# (Discord) New Modern esque roleplay with themes of magic, technology, and more.



## Voldrak (Apr 18, 2018)

So, Me and my friends have been working on a setting for a roleplay, and we've finally finished. If you're interested in joining this, contact me on discord at river58#0922 or join the discord in my signature. If it's not interesting or somethings wrong, please let me know why . Here's the info:



Spoiler: Plot



Plot Synopsis:

A world where humans and other creatures (e.g. Anthro Animals) co-exist, in the year 2019. Basically modern life. Centered around the city of 'New Weston', a large, bustling city filled with people.:

One group starts in a car going over a plan for a robbery, Heading from the main location - a suburban area of the town New Weston - to the metropolitan area, where there is a government research facility with 'valuable materials', a lie told by 'The Insurgency' to get others to mess with the government. The heist members will go on the heist, other people will be living their normal lives in the town. The heist results in a catastrophe, an unfinished machine is activated and there is a surge in electricity. From then on, the world is changed. Electricity starts cutting out randomly, with no fix in sight, and some sort of wormhole is opened, and the essence of magic comes to the world. Two types of magic are introduced, normal magic which most people have, and personal magic, which is a rarity. Personal magic is basically certain magic that has effects specific to the user. What it can do is usually tied to their lives somehow. One person can not have the same 'type' of personal magic as another.
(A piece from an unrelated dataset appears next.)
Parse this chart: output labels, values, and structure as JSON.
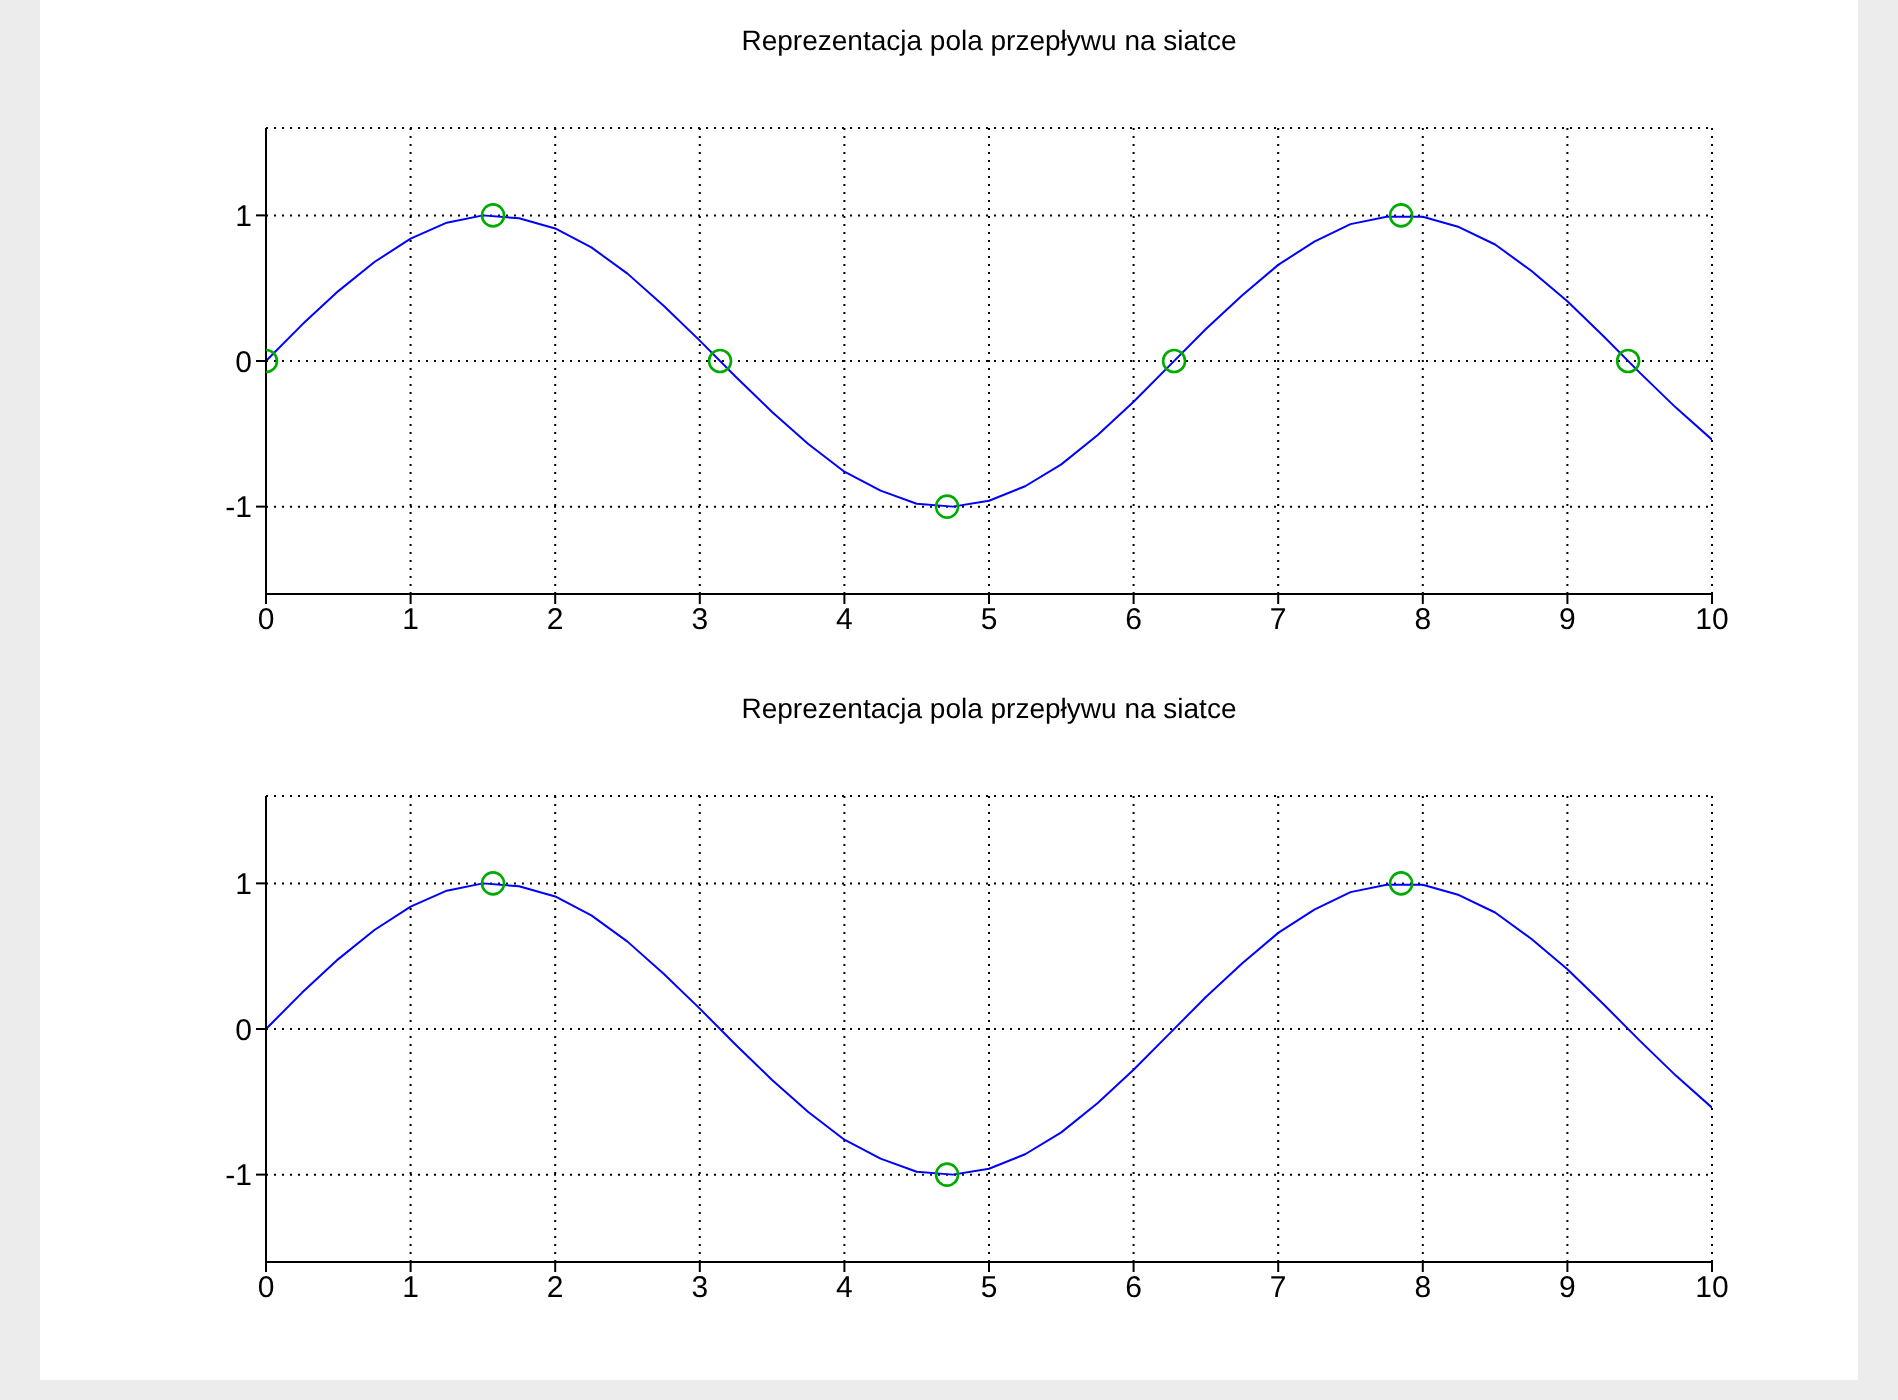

People start to find out they have magic and start using it, it is underdeveloped though. (Except for those certain people with Personal Magic, which the wielders learn faster.) Factions form (described in #factions), people work with each other but against each other. One person with Personal Magic is someone from the heist, who has a very powerful form. They find this out, and join 'The Awoken'. Betraying their friends and the heist members, who are mostly part of 'The Just', who are working together to fight The Awoken. Main Idea is to follow the ideals of the faction you choose, and work towards these goals using whatever skills you have.

You can use different magic, but you cant use much in the beginning, it'll get stronger as time goes on. BUT, there are limits. If it's too complex, it will take a toll. Same thing with if it's a super strong thing, you'll probably not be able to do it, and instead, pass out or die.





Spoiler: Factions



The Insurgency - Try to fuck with the government, work with whoever else they choose. Caused the catastrophe by lying to the people who planned the heist.
The Awoken -  A cult. Trying to take control of the world with their magic. Against all, with exceptions. Mostly consists of personal magic users.
Government - Trying to cover up the mess, clean everything up. Blamed for the catastrophe. Against The Insurgency and The Awoken.
Citizens - People just trying to get through to see another day, help others, neutral.
The Just - Group against The Awoken, working to fight them and help others. 
Freeform - Not part of any group, helps who they want when they want.


----------



## metafang (Apr 18, 2018)

ooooo


----------